Seismologists predict a major earthquake, similar in size to the 1906 quake, can hit the San Francisco area at any time. With inflation and exposure added, the total property loss if such an event occurred today could be well over $200 billion and the insured loss would range between $30 to $60 billion.
“The likelihood that there will be a major earthquake along the San Andreas Fault in California is very high,” said Markus Treml, natural catastrophe expert and seismologist at Allianz Re. “According to a scientific study in 2008, the chance of having one or more magnitude 6.7 or larger earthquakes in the San Francisco region over the next 30 years is greater than 63 percent; for the whole state, it is greater than 99 percent.”
For this reason, Fireman’s Fund, one of the main California insurers in 1906 and a major property insurer today, has compared the change in population, values, and losses to form a picture of what the 1906 earthquake might look like today.
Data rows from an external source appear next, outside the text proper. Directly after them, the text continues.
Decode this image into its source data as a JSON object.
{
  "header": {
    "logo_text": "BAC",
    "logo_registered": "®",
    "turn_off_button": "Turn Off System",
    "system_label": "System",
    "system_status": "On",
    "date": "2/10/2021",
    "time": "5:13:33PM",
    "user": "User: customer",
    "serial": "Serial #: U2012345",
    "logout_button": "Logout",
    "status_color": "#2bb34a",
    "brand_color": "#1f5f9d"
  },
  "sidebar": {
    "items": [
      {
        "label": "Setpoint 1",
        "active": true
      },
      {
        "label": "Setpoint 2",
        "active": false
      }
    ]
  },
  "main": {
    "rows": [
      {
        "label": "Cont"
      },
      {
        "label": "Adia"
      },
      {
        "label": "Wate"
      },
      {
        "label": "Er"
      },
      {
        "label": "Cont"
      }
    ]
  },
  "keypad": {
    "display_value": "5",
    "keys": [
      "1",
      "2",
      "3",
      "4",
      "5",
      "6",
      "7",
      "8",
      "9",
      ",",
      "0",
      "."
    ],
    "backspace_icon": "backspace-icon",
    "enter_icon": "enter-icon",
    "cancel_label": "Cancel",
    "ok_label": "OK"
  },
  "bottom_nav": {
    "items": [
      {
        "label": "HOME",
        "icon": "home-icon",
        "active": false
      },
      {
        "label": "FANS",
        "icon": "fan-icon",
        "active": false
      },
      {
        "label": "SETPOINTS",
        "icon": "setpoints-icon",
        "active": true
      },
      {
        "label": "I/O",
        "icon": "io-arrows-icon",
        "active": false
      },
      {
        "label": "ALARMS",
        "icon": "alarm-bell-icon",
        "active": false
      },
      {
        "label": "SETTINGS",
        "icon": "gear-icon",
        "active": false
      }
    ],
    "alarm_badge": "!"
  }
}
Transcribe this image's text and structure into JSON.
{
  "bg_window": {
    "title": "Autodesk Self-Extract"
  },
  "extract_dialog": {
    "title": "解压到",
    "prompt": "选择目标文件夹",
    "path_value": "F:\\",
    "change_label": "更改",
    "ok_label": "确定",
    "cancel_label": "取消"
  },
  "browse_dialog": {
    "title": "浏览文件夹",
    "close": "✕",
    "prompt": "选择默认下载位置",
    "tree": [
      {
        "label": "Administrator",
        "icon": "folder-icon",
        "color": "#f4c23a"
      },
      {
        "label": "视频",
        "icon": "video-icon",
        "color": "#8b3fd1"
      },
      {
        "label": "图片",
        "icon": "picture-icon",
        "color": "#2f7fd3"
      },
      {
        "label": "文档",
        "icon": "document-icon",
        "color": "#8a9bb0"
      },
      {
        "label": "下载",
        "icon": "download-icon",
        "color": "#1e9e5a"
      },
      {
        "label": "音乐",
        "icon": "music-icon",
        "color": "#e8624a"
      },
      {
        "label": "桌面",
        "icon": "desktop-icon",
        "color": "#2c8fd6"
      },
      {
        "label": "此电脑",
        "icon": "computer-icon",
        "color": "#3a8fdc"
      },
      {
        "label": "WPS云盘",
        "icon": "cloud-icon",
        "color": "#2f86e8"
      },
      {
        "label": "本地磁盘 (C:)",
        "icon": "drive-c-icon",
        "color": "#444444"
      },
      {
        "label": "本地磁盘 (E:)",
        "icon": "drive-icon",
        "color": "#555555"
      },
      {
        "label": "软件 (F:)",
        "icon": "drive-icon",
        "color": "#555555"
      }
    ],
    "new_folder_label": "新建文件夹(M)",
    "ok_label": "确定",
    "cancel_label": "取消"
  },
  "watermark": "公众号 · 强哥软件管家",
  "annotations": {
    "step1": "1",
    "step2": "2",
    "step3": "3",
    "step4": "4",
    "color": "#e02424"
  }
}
“The potential cost of earthquakes has been growing because of increasing urban development in seismically-active areas,” said Doug Franklin, chief risk officer of Fireman’s Fund, a U.S. subsidiary of Allianz, one of the world’s largest insurers.
An earthquake today would affect more people: San Francisco has doubled in size since 1906, and Northern California as a whole has increased in population from 1 million to more than 15 million people.
However, insurers today are better prepared: In 1906, 27 percent of Northern California’s population was concentrated in San Francisco — today it is only 6 percent.
Today’s more geographically-diverse population helps spread the potential risks for insurers, as illustrated in the maps below.
Insurers have also been improving their underwriting to more broadly diversify their portfolios and have put greater emphasis on adequate reinsurance.
In 1906, the total property loss was $525 million and the insured loss was $235 million. Today, this ratio would be lower. Potential losses today from the exact same earthquake as happened in 1906, could be well over $200 billion and insured losses are expected to range between $30 and $60 billion.
Fewer people and businesses have been purchasing earthquake insurance. A 2006 poll by the Insurance Information Network of California and Fireman’s Fund, found that only 22 percent of Californians consider themselves to be prepared or very prepared for a disaster in their area.
“Only about 12 percent of homeowners in California purchase earthquake coverage,” said Franklin. “Despite California’s history of catastrophic earthquakes, wildfires and floods, many people feel that the West Coast offers them a relatively safe environment.”
Since the recent earthquake in Japan, A.M. Best reports a few thousand more earthquake policies have been purchased.
Experts believe that proper prevention, preparation and information are key to decreasing potential losses. Fireman’s Fund employs a significant number of risk prevention experts who help customers improve their buildings to keep risks as low as possible.
“The risks that earthquakes mean for society, including loss of lives, injury, and economic loss, can be greatly reduced by better planning and mitigation practices beforehand and providing timely information to improve response after they occur,” said Franklin.